Before heading out Prem gave me a tiny helmet that was nothing more than a fashion accessory, which I politely declined. Although most Thai people don’t wear helmets, I value my head and always make sure to get one that actually will protect me. I was given a second helmet. This one was so big on my head that, despite the straps, I had to hold it so it wouldn’t fall off while the motorbike was moving. After driving about 3 blocks Prem and I traded helmets. After adjusting the straps and putting my hair up in it, finally my third hemet fit. In exchange, I gave him my sunglasses for eye protection. Driving in Chiang Mai traffic is a little unnerving, and I’m glad I’m not the one doing it. I am extremely thankful to Prem, because although I could take public transportation, it would be hard for me to find these places on my own.

Getting to the school, I ask for the nearest hawng nam (bathroom) and change into non-sweaty work appropriate clothes and shoes. The next steps are finding the correct building where someone might speak English and there might be Roman script, filling out an application, where the space provided doesn’t begin to fit my amount of degrees and job experience, and giving them my cover letter and résumé, and hopefully meeting someone who works there. Then it’s off again with dear Prem to the next school to do it all over again.

Whew! After searching for jobs all day, I wanted to go do something fun.

I had heard about an art opening at Chiang Mai University and thought it might be a nice thing to do in the evening, if I had the energy. I asked my friend Alana, who is also looking for teaching work, if she wanted to go to the art opening, but she had plans for Salsa dancing around the corner. The art opening was from 6-9. At this point it was 7:30 and I wasn’t sure exactly where it was, or how readily public transportation would be available to get out to the university and back. I opted for more conveniently located salsa dancing instead.

Alana and I walked over to a bar on the second floor, ironically right upstairs from where I had printed my laser copies earlier that day. It was a nice little bar with a small dance floor and an open air seating area in back and a balcony in front. Both Thais and foreigners were there. The lesson was about to begin.

We lined up in 2 lines with women on one side and men on the other. There were more women, so sometimes I had a female partner as we moved down the line switching partners every few minutes. A Thai guy taught the brief lesson in English. Some of the songs played were actual salsa songs, but they also varied into Oye Como Va by Santana, and a few others that salsa aficionados might wrinkle their noses at. But I thought, “Come on, we’re in Thailand, which is in Asia and we’re salsa dancing! This is fantastic!”

I danced with a few people, none of whom were talented dancers. In fact, I don’t think there was one latino in the whole place.
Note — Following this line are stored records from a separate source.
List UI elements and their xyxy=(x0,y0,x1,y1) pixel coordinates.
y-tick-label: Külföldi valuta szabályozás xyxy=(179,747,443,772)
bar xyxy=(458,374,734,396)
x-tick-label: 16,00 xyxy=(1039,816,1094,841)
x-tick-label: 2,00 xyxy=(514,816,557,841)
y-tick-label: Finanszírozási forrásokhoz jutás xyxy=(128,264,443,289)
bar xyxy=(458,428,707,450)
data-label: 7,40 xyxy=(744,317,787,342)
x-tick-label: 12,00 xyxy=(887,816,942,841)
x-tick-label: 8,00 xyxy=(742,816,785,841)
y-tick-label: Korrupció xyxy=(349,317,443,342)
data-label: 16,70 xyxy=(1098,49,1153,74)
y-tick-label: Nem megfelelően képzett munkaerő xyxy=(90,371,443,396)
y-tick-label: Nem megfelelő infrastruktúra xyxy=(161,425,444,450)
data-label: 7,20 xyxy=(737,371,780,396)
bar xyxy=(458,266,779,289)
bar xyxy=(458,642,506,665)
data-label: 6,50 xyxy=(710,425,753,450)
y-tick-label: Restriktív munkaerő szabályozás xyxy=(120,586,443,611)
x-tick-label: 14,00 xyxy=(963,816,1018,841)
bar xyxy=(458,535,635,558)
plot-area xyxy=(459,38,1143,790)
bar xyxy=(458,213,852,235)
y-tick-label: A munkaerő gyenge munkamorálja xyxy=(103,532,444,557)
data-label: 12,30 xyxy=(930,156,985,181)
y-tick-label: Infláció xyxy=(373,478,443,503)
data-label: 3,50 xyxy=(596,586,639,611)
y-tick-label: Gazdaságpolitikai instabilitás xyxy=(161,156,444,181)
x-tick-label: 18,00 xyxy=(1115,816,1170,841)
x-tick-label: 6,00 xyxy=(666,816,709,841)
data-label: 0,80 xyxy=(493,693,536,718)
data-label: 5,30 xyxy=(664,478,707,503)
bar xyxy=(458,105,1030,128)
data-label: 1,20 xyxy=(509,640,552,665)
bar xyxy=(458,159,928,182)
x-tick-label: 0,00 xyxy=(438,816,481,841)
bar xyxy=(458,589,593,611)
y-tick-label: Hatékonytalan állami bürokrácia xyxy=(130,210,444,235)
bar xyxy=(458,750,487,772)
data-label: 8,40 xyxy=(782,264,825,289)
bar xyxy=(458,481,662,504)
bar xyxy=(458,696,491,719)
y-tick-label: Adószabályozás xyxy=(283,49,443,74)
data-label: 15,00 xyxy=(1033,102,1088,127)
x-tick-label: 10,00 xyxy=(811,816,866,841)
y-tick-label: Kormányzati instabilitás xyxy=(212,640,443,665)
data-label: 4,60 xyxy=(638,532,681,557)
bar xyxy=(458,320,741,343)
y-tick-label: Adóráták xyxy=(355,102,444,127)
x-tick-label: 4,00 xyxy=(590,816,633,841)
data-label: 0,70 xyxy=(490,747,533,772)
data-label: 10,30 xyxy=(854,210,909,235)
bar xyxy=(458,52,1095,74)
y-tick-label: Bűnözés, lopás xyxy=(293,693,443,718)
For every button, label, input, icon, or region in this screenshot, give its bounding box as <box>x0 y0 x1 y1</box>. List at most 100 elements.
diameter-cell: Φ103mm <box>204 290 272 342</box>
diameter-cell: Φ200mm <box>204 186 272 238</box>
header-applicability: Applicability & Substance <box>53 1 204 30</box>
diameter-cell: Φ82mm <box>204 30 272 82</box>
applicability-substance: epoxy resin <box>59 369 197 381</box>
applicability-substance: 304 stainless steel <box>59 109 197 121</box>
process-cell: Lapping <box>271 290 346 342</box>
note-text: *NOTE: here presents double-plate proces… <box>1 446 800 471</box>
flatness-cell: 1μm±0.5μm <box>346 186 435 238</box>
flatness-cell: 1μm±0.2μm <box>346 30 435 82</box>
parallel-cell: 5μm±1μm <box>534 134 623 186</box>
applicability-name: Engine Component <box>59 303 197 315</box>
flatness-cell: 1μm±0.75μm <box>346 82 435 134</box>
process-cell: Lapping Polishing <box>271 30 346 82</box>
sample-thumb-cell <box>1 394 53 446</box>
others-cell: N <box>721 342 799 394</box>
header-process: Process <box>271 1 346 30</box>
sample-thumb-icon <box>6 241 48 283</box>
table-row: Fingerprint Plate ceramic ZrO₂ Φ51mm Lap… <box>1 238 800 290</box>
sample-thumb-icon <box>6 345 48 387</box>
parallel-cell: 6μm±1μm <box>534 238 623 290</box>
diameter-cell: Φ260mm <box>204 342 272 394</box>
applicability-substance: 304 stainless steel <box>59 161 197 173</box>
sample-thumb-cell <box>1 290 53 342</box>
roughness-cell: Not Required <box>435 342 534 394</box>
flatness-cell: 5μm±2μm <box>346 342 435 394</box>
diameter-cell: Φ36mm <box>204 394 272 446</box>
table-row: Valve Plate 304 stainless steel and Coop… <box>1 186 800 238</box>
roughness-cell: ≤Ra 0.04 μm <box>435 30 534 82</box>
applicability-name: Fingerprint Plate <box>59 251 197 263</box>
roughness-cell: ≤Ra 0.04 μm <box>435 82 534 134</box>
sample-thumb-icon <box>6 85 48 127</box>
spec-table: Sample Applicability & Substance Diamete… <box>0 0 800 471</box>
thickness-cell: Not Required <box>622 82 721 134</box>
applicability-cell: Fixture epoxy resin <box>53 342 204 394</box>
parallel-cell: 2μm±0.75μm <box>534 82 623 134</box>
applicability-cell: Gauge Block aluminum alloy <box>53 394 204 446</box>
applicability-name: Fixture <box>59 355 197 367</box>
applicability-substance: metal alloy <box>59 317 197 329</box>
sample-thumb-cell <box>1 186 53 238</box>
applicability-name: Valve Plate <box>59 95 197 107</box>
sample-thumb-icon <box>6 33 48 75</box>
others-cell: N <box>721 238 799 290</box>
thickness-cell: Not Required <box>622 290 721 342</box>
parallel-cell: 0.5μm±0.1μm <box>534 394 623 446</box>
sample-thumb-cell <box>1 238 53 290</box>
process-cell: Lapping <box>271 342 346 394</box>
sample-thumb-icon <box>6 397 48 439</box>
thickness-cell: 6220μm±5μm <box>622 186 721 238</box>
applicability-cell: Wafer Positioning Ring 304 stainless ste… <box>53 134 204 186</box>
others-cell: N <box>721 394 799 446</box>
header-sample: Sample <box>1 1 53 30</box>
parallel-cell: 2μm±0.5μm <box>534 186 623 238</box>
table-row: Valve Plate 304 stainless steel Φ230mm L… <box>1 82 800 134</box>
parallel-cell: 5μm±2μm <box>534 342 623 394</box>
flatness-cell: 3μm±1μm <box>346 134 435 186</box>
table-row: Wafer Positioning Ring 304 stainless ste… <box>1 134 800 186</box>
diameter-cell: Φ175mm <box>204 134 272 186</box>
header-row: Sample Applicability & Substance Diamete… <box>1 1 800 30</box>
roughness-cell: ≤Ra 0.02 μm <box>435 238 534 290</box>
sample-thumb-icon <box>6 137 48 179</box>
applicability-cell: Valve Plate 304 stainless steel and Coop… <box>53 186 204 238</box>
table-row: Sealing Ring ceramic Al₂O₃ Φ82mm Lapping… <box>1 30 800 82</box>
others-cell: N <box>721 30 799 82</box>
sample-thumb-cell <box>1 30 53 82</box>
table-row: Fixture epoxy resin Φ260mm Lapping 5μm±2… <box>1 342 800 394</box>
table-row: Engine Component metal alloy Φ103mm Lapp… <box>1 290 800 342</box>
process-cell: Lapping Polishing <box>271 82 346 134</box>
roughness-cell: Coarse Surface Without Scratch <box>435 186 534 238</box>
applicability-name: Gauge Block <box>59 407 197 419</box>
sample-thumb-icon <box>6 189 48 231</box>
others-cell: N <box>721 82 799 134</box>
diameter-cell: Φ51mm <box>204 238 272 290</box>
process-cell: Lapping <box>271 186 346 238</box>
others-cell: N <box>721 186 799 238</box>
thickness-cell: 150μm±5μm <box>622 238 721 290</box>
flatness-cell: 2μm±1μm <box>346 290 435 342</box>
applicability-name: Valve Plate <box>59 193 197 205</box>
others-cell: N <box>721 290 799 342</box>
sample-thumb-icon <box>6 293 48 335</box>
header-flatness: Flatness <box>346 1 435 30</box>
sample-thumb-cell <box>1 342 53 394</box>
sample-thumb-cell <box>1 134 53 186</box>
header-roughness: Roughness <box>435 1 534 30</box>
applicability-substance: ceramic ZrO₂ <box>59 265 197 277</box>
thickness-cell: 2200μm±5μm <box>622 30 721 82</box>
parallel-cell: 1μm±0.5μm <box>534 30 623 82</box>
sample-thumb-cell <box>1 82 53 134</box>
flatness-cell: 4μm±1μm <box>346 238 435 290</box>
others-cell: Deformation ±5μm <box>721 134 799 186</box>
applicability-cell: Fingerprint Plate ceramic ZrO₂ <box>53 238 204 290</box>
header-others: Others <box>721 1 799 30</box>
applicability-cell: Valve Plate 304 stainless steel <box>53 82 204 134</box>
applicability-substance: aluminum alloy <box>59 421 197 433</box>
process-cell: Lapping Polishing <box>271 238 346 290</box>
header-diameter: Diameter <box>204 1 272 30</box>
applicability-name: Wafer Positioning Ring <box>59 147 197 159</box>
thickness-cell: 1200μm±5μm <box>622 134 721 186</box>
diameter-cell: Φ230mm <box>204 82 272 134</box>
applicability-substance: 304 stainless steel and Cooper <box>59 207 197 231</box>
Off the dance floor, I ended up talking to a guy for a few minutes who said he can’t really follow the steps so he just does his own moves. I said, “That’s my kind of dancing.” To which he replied, “Do you want to dance?” And off we went.

We were the only ones on the dance floor and people were watching us basically make dancing fools of ourselves. At this point I was quite glad there were no latinos, because we probably would have horrified them. The thing was, with all the spinning and swooshing around, I was having a great time. Both of us were laughing our heads off while dancing.

As we got off the floor, some English guy said to me that our dancing looked like some sort of bizarre Indian mating ritual. I talked with my dance partner who I found out was from Malaysia, but of Indian heritage. His name, yes, it was Ganesh. I showed him my necklace depicting the obstacle removing Hindu elephant god of his namesake. He the told me that he had watched Elizabeth the night before.

Why live abroad inThailand? Where else am I going to be salsa dancing in SE Asia with a Malay/Indian guy named Ganesh?